Helpfully I found myself recently reading a book by the author and philosopher Charles Eisenstein and this passage rang out to me:
“What motivates my inner cynic? The principles above (of the interconnectedness of all things in the natural world) are frightening, because they foster a tender, vulnerable hopefulness that might easily be crushed, as it has so many times before”
By trying something new, heartfelt, values-driven and – in the best and possibly also the worst sense – naïve, I’ve invested in hope. And, in doing so, I’ve made myself vulnerable. Even now as I write this my inner cynic is screaming at me:
“Get off the fucking cross man…all you’ve done is spend a month eating a lot of vegetables.
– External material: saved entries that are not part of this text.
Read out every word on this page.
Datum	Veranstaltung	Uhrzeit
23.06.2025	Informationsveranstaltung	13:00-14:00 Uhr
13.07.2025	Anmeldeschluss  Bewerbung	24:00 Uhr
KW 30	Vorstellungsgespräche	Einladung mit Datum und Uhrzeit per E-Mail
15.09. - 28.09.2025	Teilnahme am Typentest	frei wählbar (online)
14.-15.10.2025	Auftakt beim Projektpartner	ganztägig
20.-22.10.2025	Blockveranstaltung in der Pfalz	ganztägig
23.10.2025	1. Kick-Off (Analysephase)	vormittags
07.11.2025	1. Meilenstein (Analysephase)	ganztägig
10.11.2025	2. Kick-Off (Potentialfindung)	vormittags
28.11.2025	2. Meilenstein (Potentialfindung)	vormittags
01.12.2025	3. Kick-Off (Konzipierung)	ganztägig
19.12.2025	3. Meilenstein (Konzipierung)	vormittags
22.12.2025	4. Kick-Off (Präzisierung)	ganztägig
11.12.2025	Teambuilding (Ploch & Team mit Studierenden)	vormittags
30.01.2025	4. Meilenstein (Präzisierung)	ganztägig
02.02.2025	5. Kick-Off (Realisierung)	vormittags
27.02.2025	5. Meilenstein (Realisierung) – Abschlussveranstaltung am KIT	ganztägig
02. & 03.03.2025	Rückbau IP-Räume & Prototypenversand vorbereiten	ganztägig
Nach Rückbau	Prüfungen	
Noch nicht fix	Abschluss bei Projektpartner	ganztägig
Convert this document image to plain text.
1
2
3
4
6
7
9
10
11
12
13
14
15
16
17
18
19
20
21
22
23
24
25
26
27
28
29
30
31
People are going to read this! You’ve spent over a thousand words simultaneously arguing that you are not a cartoon of a newly converted vegan, and proving that you are.”
To which the other part of me says: “That’s OK.”
When all of us in Global Warriors got together with the aim of defining what we meant by the term ‘Warriorship’, we came up with a kind of motto or tag-line: “Taking a fierce stand for us all”.
By that we meant being willing to actually stand for what you believe in, not for the sake of your precious ego, but for something bigger; being willing to risk looking utterly foolish in doing so; being willing to let go of the part of you that wants to be the cool, aloof, outsider, commenting snarkily on everyone and everything else.
Shedding the armour of cynicism is painful. I’m finding it difficult, so why should I expect others to immediately and enthusiastically do so just because I’ve decided to eat less meat? And my wish would be that we can all make a little more room for one another to be hopeful, earnest, naïve. These qualities are the ones that will save us. As Eisenstein says:
“The cynic mistakes his cynicism for realism. He wants us to discard the hopeful things that touch his wound, to settle for what is consistent with his lowered expectations. This, he says, is realistic. Ironically, it is in fact cynicism that is impractical. The naïve person attempts what the cynic says is impossible, and sometimes succeeds”
Hard-headed pragmatism and a focus on what is ‘practical’ has taken us this far, and will take us no further. Now is the time to be naïve, to dream, to pursue the impractical and the unrealistic.
And to take a fierce stand for these things. Our future depends on it.